Per state guidelines, bars and breweries must cease indoor service but can remain open for outdoor seating and go-cups

A woman sits at the bar inside the doors of a corner bar in the French Quarter in 2018
New Orleans bars can no longer offer indoor service
Shutterstock

Bars in New Orleans must cease indoor service today, December 30, after the city’s COVID-19 positivity rate surpassed Louisiana Gov. John Bel Edwards’s threshold for the second week in a row. Bars and breweries are prohibited from serving customers indoors after 11 p.m. tonight, but can remain open for outdoor service and go-cups, or to-go drinks.

The city announced the new restrictions Wednesday, the day before New Year’s Eve, following the Louisiana Department of Health’s weekly release of COVID-19 data. After last week’s numbers put the city’s positivity rate at 5.3 percent, New Orleans Mayor LaToya Cantrell warned that per state guidelines, bars would no longer be able to offer indoor service if the rate again exceeded five percent this week. Today’s numbers show 5.5 percent of coronavirus tests in Orleans Parish came back positive, up 0.2 percent from the week before. Gov. Edwards’s statewide guidelines, put into place on November 25, dictate that if a parish’s COVID-19 positivity rate exceeds five percent for two weeks in a row, indoor service at bars must cease. Alcohol is also prohibited from being sold at indoor sporting events.
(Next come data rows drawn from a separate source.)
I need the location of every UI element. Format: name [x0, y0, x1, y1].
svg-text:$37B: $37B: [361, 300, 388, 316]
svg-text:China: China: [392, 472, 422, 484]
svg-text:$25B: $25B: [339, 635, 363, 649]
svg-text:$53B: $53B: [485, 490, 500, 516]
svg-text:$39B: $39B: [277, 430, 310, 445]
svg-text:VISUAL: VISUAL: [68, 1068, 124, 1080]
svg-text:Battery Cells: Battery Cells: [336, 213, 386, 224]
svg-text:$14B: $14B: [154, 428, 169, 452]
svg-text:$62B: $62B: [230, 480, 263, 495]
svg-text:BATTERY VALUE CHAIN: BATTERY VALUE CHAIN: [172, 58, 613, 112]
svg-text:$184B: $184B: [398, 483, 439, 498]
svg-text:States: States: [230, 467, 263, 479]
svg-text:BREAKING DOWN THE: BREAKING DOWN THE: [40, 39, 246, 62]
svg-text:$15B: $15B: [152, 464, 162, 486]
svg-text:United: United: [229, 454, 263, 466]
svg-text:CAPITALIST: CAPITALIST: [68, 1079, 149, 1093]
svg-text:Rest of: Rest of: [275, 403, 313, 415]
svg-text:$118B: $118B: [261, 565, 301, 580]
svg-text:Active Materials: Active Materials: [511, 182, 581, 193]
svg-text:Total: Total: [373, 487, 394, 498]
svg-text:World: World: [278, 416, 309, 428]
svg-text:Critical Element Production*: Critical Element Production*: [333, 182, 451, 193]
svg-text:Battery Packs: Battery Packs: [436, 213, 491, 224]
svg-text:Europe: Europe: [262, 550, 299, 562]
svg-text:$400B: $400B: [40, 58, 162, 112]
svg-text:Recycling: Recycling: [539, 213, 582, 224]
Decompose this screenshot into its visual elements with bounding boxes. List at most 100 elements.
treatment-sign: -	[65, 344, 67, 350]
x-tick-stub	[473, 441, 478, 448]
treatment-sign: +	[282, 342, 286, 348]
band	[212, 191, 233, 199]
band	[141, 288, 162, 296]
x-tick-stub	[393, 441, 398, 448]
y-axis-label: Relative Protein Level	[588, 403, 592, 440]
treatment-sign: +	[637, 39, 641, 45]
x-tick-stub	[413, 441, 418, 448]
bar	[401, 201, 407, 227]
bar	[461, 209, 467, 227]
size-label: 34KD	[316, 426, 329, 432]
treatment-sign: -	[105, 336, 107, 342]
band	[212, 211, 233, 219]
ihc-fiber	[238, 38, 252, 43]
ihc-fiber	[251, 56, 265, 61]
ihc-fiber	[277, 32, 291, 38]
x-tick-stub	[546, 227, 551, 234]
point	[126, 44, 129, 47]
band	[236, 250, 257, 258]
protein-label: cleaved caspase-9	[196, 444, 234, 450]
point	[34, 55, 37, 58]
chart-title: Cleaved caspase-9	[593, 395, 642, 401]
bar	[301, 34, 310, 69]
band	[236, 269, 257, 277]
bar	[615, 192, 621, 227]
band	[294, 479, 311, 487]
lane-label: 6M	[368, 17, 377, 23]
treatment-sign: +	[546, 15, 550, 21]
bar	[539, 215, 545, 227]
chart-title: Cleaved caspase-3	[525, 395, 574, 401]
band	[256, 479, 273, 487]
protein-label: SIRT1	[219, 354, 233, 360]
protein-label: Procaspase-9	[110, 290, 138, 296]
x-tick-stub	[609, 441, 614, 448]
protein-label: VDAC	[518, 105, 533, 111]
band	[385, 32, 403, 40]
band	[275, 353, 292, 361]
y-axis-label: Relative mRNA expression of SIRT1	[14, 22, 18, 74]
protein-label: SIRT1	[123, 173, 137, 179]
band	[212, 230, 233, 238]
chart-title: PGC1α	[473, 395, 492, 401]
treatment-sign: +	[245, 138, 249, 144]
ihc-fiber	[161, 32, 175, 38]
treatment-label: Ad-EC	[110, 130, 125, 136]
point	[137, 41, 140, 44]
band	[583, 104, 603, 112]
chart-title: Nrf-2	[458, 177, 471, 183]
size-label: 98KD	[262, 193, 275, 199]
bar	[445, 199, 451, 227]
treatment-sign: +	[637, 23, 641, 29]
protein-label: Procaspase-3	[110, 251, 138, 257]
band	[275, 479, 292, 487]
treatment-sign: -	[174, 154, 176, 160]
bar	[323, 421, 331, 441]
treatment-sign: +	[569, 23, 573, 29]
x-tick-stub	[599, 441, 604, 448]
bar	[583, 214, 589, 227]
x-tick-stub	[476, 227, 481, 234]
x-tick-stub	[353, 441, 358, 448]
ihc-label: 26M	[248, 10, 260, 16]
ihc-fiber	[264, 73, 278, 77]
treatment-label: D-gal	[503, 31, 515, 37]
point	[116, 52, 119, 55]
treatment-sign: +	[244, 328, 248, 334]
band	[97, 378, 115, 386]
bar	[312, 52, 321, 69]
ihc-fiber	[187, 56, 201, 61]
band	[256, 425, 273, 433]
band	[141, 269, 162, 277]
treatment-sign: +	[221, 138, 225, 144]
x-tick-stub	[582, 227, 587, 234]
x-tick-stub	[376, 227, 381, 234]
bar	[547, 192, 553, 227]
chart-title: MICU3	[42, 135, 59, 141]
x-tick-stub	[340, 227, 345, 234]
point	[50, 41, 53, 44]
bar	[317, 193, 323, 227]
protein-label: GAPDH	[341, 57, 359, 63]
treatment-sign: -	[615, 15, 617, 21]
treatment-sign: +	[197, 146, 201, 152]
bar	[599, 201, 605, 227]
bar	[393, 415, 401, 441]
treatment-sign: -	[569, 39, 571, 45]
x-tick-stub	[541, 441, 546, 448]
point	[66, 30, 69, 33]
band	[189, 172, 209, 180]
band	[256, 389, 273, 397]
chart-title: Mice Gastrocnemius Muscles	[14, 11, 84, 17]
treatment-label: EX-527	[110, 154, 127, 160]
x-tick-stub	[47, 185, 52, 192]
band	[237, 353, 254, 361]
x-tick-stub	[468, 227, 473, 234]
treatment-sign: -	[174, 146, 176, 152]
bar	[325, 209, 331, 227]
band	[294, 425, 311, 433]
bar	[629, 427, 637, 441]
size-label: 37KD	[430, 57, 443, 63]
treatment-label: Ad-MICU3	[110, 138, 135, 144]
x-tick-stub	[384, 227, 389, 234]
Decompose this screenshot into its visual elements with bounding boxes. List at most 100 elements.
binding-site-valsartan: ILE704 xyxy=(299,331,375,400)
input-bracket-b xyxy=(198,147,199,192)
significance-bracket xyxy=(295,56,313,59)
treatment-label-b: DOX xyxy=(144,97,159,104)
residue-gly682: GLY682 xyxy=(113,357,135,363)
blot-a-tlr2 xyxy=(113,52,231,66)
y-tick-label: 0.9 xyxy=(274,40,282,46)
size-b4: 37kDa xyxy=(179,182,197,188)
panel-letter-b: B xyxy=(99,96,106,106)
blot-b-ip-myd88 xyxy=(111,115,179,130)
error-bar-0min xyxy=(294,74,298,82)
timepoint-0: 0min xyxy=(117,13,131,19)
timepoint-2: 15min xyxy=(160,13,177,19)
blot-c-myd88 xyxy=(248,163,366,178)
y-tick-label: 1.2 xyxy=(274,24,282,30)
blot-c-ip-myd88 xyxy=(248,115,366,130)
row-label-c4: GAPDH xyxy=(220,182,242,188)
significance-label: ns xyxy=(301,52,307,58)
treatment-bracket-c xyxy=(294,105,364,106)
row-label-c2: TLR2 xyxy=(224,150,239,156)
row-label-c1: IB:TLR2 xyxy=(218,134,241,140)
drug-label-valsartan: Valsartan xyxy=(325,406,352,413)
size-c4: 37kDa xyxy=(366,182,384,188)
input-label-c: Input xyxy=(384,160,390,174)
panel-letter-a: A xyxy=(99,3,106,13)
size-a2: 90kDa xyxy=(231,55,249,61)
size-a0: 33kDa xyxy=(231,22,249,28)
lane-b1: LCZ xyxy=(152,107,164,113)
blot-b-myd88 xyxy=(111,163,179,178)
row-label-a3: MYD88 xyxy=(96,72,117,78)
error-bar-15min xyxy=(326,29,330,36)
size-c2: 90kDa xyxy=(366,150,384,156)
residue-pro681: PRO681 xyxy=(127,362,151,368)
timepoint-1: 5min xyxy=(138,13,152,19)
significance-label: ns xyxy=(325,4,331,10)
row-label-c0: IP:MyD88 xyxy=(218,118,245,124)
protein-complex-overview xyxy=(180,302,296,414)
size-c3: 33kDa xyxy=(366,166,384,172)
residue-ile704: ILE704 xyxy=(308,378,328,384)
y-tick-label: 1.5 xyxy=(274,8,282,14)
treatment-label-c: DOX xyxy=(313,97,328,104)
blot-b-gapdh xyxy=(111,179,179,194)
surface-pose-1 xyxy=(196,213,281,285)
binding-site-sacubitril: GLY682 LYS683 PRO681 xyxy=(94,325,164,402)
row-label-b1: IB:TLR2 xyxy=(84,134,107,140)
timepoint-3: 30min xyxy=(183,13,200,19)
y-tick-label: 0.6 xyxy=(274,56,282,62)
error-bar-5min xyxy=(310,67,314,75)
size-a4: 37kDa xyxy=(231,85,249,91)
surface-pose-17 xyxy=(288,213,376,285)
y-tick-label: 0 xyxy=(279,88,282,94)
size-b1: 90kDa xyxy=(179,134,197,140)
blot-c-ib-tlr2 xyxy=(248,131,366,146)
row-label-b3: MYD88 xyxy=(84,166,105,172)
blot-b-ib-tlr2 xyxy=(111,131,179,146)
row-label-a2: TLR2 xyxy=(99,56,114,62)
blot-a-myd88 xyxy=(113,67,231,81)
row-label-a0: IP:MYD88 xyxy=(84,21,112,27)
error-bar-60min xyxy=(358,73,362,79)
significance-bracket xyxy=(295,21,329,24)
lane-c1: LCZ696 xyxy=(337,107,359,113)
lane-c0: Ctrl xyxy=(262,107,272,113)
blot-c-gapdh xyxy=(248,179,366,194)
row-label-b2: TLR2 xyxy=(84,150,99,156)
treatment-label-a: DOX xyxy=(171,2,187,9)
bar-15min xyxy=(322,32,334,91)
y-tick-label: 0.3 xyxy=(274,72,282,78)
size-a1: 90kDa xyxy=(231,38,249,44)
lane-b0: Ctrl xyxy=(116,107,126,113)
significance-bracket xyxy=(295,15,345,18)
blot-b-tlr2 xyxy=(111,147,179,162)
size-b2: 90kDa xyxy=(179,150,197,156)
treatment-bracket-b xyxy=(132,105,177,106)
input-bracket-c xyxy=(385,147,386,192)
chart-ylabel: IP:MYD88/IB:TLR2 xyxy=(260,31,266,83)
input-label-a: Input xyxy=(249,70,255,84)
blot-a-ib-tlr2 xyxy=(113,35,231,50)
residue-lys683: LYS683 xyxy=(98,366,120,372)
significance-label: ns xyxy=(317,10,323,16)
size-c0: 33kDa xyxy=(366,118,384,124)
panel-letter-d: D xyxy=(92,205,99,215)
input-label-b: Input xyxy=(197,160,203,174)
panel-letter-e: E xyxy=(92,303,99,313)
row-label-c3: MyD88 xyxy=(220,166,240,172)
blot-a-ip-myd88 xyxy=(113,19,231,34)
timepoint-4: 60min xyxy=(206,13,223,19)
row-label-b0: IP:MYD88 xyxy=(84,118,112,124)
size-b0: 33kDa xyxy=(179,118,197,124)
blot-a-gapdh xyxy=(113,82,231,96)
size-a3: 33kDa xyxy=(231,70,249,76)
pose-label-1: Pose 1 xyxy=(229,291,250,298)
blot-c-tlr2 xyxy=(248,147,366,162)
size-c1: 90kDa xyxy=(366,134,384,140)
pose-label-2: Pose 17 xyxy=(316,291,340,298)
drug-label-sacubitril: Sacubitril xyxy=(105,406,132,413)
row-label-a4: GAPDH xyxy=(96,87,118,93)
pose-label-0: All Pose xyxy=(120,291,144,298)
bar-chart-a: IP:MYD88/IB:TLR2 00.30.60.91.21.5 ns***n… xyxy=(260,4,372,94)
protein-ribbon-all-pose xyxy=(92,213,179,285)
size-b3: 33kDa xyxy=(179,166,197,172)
While bars and breweries won’t be able to serve patrons indoors after 11 p.m. on December 30, drive-thru alcohol sales, curbside operations, and outdoor service can continue. Bars and breweries can offer outdoor service for up to 50 people, all seated at socially-distanced tables, between the hours of 8 a.m. and 11 p.m. Under the modified phase 2 guidelines, bar games and indoor live entertainment are prohibited. Outdoor live entertainment is allowed with a special event permit.

Bars and breweries in New Orleans were first allowed to reopen for indoor service at 25 percent capacity in mid-November when the city entered phase 3.3. On November 25, Gov. Edwards’s “modified phase 2” order closed indoor service at bars in parishes with a greater than five percent positivity rate. At that time, New Orleans was one of a handful of parishes that didn’t need to shut down. Before today, it was the only parish in the state still able to allow indoor bar service.

Last week, Gov. Edwards extended the current state guidelines an additional three weeks, through at least January 13, 2021.